Tapi masalah dengan inspirasi adalah bahwa hal itu membutuhkan gaya kepemimpinan yang menyebar dan membiarkan benihnya tumbuh relatif mandiri, dengan sedikit pengawetan suportif. Jadi kehilangan kekuatan kreatifnya saat melekat pada konservasi phallic. Akademisi asli, misalnya, didisiplinkan oleh proses peer review untuk menghormati tuan mereka. Demikian juga, pengusaha dibawa ke buku oleh naga. Donald Trump dan Alan Sugar, sebagai pebisnis, tidak menganggap kita sebagai mani. Baik Hugh Hefner. Yah, tidak seperti yang kita maksud.

Ketegangan maskulinitas

Tapi tentu saja, tidak semua pria sesuai dengan pola dasar phallic. Hemmings, Perry dan Webb memberi kita banyak contoh bagaimana mereka bisa rusak saat melakukannya. Tapi yang mencegah mereka keluar dari pola dasar ini adalah mode pemikiran yang mengakar yang mendasari perilaku yang mereka laporkan.

penelitian kami meletakkan telanjang anatomi metaforis maskulinitas dan menyediakan lensa yang lebih canggih untuk mengonfigurasinya kembali. Perry memberi kita metafora bertenaga bensin: "Pria perlu melihat ke dalam diri mereka (membuka kap mesin), menjadi lebih sadar akan perasaan mereka (baca manualnya), dan mulai beradaptasi (upgrade)". Kami tidak setuju dengan sentimen di balik ini, tapi pada dasarnya citra phallic: kontrol, ikuti instruksi, ganti, perbaiki, sesuaikan, perbaiki. Ini dimaksudkan dengan baik, tapi itu tidak kolaboratif, dan ini bukan hubungan. Jangan sebutkan alat anda.

Maskulinitas bukanlah masalah satu metafora yang menggusur orang lain. Ini tenunan ketiganya. Kita perlu memahami bahwa menenun dan merenungkannya. Kemudian kita bisa mengatur kondisi untuk penekanan lebih besar pada pelepasan mani dan pelopor feminin yang lebih kolaboratif.

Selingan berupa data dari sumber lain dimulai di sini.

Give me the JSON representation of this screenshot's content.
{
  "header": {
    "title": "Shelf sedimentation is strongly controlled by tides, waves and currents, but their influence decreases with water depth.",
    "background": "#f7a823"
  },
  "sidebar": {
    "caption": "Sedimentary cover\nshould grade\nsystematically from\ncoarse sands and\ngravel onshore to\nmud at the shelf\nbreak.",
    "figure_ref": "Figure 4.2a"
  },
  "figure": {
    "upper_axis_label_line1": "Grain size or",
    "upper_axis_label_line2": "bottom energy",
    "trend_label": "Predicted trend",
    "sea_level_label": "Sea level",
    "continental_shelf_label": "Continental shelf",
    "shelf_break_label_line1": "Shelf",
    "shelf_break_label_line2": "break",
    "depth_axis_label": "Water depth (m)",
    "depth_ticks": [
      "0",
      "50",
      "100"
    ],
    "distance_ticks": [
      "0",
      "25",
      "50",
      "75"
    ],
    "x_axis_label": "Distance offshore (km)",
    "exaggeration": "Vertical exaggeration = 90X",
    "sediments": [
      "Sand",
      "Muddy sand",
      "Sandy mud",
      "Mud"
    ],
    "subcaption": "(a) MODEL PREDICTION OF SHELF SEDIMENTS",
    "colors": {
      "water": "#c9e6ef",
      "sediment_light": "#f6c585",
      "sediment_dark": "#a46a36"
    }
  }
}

PercakapanAda pepatah lama bahwa kecuali perubahan perilaku tidak ada yang berubah. Tapi kecuali cara kita berpikir perubahan, perilaku baru cenderung kembali ke tipe. Praktik baru membutuhkan mode representasi baru, cara berpikir baru. Membangun bentuk maskulinitas yang lebih lembut dan mudah disesuaikan bukanlah masalah kemenangan, atau menolak bersaing. Sebaliknya, kita harus belajar berbicara secara berbeda.

Tentang Penulis

Stephen Linstead, Profesor Manajemen Kritis, University of York dan Garance Maréchal, Dosen Manajemen Strategis, University of Liverpool

Artikel ini awalnya diterbitkan pada Percakapan. Membaca Artikel asli.